The story with the Cloud is that everything is distributed. The facts on the ground are that everything is more consolidated than it has ever been, mostly into 3 companies, and dozens of datacenters each.

I don't think the Internet has been this small in that respect since the early 90's.

10 Mbps upload is plenty fast for hosting things like websites and web apps.
Not really. For my daughter's birthday, I put together an album of around 100 photos to share with family. That came out to 386 MB at default quality settings in digikam, which would take 5 minutes to download at 10 Mb/s. Even for smaller things where maybe I share 10-15 photos from a day out, that'd take ~30 seconds to load. I can drop the quality just for sharing on the web, but I'd rather be able to just share it.

Likewise with backups, each photo is ~40 MB for RAW files, so 10 Mb/s can take all day to backup a couple hundred photos.

That's without even getting into video. Off the camera, video files are ~200 Mb/s. Backups of the raw footage take forever, and sharing at the original quality is a non-starter.

> 10 Mbps upload is plenty fast for hosting things like websites and web apps.

I made no guarantees for file sharing or backups...

I would consider things like home movies and photo albums to be one of the main use-cases for a personal website (photo albums are pretty much what everyone in my social network uses Facebook for today). If you restrict to text websites, we could all get by with < 1Mb/s internet connections.

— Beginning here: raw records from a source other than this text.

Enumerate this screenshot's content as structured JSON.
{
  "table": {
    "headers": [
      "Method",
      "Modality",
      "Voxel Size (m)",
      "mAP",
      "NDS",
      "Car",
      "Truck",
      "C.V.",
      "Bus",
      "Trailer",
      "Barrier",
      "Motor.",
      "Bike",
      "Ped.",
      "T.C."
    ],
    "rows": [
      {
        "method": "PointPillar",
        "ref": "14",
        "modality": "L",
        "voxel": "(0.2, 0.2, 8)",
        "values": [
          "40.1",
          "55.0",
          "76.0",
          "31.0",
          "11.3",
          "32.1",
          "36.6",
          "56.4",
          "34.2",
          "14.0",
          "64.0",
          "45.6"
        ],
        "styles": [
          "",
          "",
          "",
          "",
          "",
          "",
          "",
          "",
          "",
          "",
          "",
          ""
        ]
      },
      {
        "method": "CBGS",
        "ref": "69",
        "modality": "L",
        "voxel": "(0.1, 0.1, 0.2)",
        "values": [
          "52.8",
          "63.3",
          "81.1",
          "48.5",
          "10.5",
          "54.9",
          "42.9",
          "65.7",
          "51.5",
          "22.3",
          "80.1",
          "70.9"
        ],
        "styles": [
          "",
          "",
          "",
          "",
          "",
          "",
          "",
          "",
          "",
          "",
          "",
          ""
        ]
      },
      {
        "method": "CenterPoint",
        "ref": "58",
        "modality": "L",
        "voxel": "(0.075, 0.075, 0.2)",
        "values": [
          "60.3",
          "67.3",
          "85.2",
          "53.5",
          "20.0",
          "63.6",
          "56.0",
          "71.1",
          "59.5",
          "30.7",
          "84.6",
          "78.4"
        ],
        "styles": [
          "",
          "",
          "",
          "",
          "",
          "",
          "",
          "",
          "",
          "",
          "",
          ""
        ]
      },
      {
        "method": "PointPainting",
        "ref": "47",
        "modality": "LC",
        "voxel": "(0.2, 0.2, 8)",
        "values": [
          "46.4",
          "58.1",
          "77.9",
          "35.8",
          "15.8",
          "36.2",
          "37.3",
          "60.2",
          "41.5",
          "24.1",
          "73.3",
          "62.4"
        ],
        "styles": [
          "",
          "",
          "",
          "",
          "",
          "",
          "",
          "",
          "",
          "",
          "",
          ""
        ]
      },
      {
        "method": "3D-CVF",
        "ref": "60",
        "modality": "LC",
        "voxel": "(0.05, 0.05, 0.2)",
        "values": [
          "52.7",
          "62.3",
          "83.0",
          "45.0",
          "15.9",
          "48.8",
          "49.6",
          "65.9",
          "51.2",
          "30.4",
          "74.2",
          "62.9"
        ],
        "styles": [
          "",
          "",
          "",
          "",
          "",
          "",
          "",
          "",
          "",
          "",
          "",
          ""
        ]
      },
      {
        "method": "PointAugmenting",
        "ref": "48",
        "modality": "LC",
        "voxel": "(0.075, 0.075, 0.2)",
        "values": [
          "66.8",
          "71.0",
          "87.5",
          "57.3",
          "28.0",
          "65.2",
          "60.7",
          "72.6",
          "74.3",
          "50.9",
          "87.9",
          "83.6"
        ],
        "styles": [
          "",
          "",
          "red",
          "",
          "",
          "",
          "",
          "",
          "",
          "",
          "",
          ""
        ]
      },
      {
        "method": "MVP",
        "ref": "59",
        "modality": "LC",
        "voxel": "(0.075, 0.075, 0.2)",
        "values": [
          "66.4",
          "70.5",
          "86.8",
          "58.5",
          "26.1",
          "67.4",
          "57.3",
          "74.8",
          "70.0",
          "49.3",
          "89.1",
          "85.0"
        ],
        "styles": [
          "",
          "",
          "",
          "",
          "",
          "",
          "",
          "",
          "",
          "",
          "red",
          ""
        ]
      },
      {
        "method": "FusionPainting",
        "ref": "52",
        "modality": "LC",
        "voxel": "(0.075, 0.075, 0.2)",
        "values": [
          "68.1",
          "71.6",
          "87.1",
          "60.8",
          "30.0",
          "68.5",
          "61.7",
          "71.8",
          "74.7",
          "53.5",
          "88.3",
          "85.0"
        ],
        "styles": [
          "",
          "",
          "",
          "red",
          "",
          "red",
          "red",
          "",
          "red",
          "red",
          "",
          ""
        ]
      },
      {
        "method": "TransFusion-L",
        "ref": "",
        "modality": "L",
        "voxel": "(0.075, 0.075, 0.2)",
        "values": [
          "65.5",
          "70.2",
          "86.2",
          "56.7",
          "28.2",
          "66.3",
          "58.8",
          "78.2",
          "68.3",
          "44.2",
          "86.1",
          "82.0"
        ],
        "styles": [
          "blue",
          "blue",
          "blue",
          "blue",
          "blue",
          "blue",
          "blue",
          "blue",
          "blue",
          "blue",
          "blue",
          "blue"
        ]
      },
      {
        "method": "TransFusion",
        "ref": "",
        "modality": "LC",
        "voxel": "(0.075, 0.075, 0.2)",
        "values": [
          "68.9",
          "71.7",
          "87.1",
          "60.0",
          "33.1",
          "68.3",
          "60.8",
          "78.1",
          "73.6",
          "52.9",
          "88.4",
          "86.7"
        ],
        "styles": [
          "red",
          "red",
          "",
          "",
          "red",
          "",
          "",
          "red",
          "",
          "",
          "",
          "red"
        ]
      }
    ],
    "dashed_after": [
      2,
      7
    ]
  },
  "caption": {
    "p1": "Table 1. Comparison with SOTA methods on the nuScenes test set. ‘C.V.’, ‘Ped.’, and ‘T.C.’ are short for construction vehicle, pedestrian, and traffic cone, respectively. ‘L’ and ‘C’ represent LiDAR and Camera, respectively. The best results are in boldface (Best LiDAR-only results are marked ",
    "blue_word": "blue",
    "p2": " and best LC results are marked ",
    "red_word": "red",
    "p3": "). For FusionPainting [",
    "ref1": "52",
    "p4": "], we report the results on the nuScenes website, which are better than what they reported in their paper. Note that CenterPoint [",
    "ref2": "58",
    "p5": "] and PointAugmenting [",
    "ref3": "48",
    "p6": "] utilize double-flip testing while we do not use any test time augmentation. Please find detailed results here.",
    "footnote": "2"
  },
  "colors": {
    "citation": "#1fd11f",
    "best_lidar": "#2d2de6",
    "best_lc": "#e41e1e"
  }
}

Backups are something else sure, but for personal hosting, the world is easier if you can just plop photos into a directory with maybe a simple html (or in my case xml) file and not deal with things like generating thumbnails or different quality settings.

10Mbps is barely enough to send the ACKs on a 250Mbps download. Maybe it's fine as a dedicated connection, but you might not want to be hosting anything on your home connection.